Since the advent of the Ikon and Epic pass programs (used at Palisades), commuter (non-local) visitor days have fallen by approximately 40%. On weekdays often less than 50-100 paid skiers visited the resort.
JMA has invested another $10 million in resort improvements including a new high speed detachable ski lift. Nevertheless, attendance has continued to decline.
The Madden Chair will be replaced with a 8-passenger, detachable gondola with a capacity of 2,400 persons per hour costing in excess of $15M.


Value of Ski Resorts:
in 2010 Vail Resorts purchases North Star for $63 million and KSL Resorts (Beach resorts and some small ski areas) bought Squaw Valley and Alpine Meadows for an undisclosed price.

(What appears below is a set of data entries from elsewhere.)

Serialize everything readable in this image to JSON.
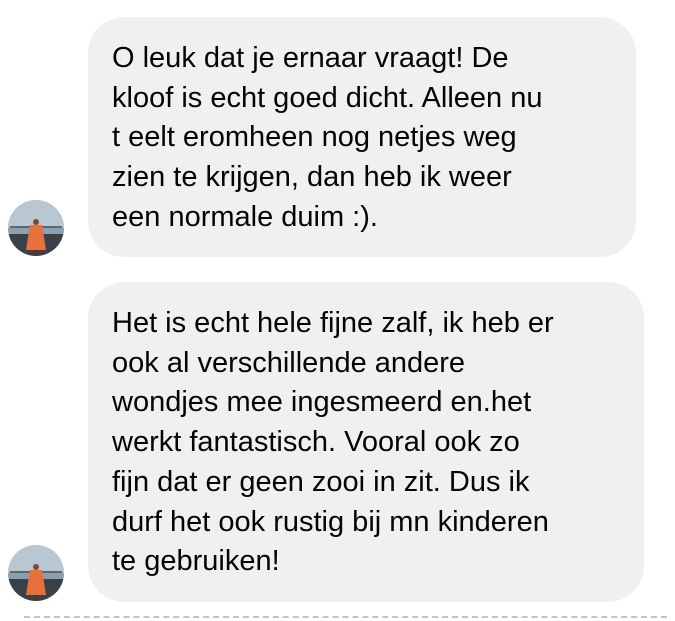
{
  "messages": [
    {
      "lines": [
        "O leuk dat je ernaar vraagt! De",
        "kloof is echt goed dicht. Alleen nu",
        "t eelt eromheen nog netjes weg",
        "zien te krijgen, dan heb ik weer",
        "een normale duim :)."
      ]
    },
    {
      "lines": [
        "Het is echt hele fijne zalf, ik heb er",
        "ook al verschillende andere",
        "wondjes mee ingesmeerd en.het",
        "werkt fantastisch. Vooral ook zo",
        "fijn dat er geen zooi in zit. Dus ik",
        "durf het ook rustig bij mn kinderen",
        "te gebruiken!"
      ]
    }
  ],
  "colors": {
    "bubble_background": "#f0f0f2",
    "text": "#050505",
    "divider": "#c4c4c8"
  },
  "icons": {
    "avatar": "user-photo-avatar-icon"
  }
}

Value in developing the whole property:
Value in developing taring down the ski lifts and developing the whole property with roads, utilities, houses.

Rubicon properties, Tahoma 156 acres

Homewood 1,260 acres
Studies suggest that successful mountainside developments can achieve profit margins between 10% and 30%, with some luxury resorts potentially reaching even higher margins.